Cartographie des résultats du référendum |
La cartographie du vote « Leave » montre, de manière assez claire, que ce sont les personnes et les régions qui se sentent le plus fragilisées par les politiques d’austérité menées par les gouvernements britanniques successifs depuis Margaret Thatcher, qui ont voté en faveur du Brexit. Les bataillons du « Leave » se recrutent parmi les moins diplômés, les ouvriers et les employés, les retraités… chez ceux qui ont besoin d’une protection que le welfare state ne leur apporte plus. Cette donnée est, à mon sens, la première à prendre en compte.
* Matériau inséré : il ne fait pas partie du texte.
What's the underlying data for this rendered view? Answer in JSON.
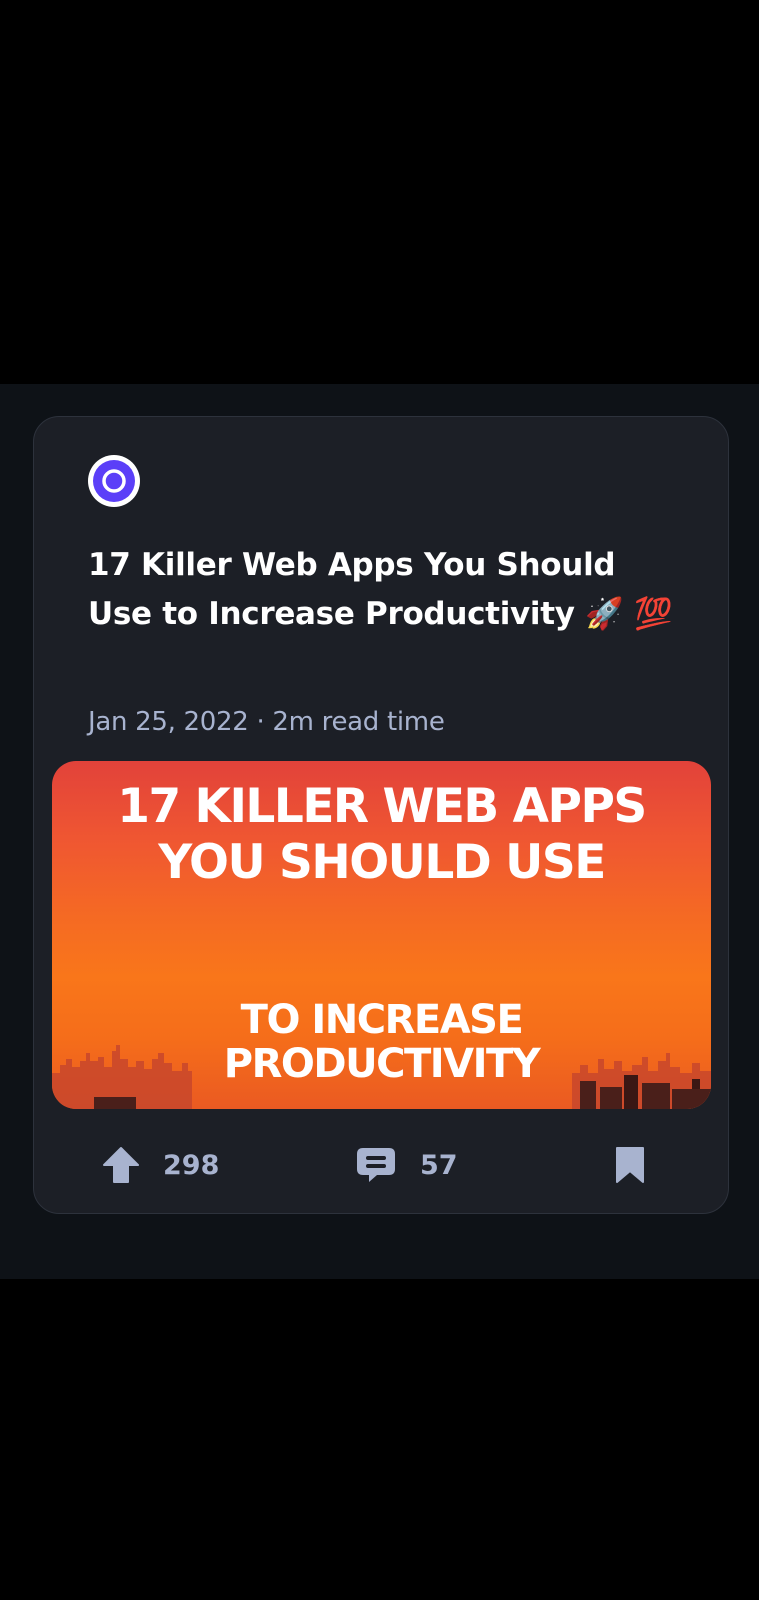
{
  "post": {
    "title": "17 Killer Web Apps You Should Use to Increase Productivity 🚀 💯",
    "meta": "Jan 25, 2022 · 2m read time",
    "cover": {
      "line1": "17 KILLER WEB APPS",
      "line2": "YOU SHOULD USE",
      "line3": "TO INCREASE",
      "line4": "PRODUCTIVITY"
    },
    "upvotes": "298",
    "comments": "57"
  },
  "icons": {
    "source": "source-logo-icon",
    "upvote": "upvote-arrow-icon",
    "comment": "comment-icon",
    "bookmark": "bookmark-icon"
  },
  "colors": {
    "card_background": "#1c1f26",
    "accent": "#5b3ff8",
    "action_gray": "#a8b3cf"
  }
}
Les retraités dont le quotidien dépend de la santé des fonds de pension, par nature volatils ; les moins diplômés, mal armés pour affronter l’évolution de l’économie britannique dans l’ère du digital ; les ouvriers qui prennent de plein fouet la mondialisation, à l’instar des sidérurgistes de Port-Talbot au Pays-de-Galles, dont l’avenir est menacé par le dumping chinois… ce sont eux qui ont voté en faveur de la sortie de la Grande-Bretagne de l’Union européenne.
Ils ont aussi sanctionné un establishment – partis politiques et presse mainstream, institutions financières et, même, syndicats - très majoritairement pro-européen. Cet establishment, au Royaume-Uni comme ailleurs, s’est révélé incapable de répondre aux questions très concrètes que se posent une partie des Britanniques. Si l’on prend l’exemple de la crise de l’acier, il faut se rappeler que le gouvernement de David Cameron s’est opposé à ce que l’Union européenne rehausse ses tarifs douaniers face à la production chinoise. Parce que la Chine allait annoncer trente milliards de livres d’investissement, notamment dans la filière électrique du Royaume-Uni.
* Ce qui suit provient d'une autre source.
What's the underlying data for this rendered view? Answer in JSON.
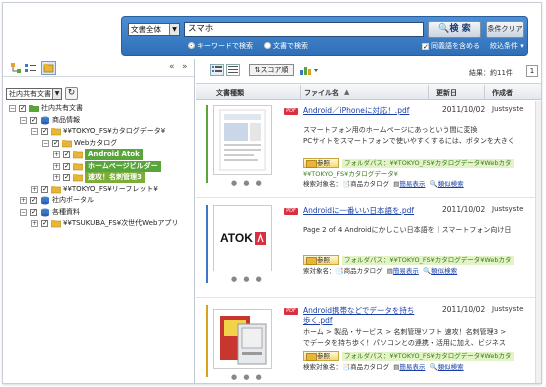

Le rejet de l’immigration a joué un rôle dans le Brexit. A observer la recrudescence des attaques xénophobes qui ont suivi l’annonce des résultats du référendum, on ne peut pas le nier. Chacun pouvait déjà s’en rendre compte lorsque le parti europhobe et « un brin » xénophobe UKIP (United Kingdom Independance Party) est devenu le premier parti du pays lors des élections européennes de 2014. Suite à cela, plutôt que de défendre une vision ouverte de l’immigration, les conservateurs ont commencé à évoquer les mouvements migratoires comme un problème, générateur de distorsion dans la répartition des richesses mais aussi de criminalité en hausse… Et le Labour a fini par embrayer le pas en inscrivant le contrôle de l’immigration dans son programme en vue des élections générales de mai 2015. Mais qualifier le vote en faveur du Brexit de xénophobe ou anti-immigrés me semble refléter le mépris de nos élites pour le peuple.
La situation politique semble actuellement très chaotique au Royaume-Uni. Les leaders de la campagne Brexit devraient triompher dans les médias mais tendent plutôt à les fuir. Comment expliquer l'attitude d'un Boris Johnson notamment ?
Il y a deux aspects, à mon sens. Le premier tient à ce que la campagne s’est révélée, des deux côtés, de très bas niveau politique. Les exagérations des uns servant de justification aux outrances des autres. On se souviendra pour seul exemple d’un Boris Johnson comparant l’Union européenne à Hitler et d’un David Cameron affirmant que le chef de Daesh soutiendrait le Brexit.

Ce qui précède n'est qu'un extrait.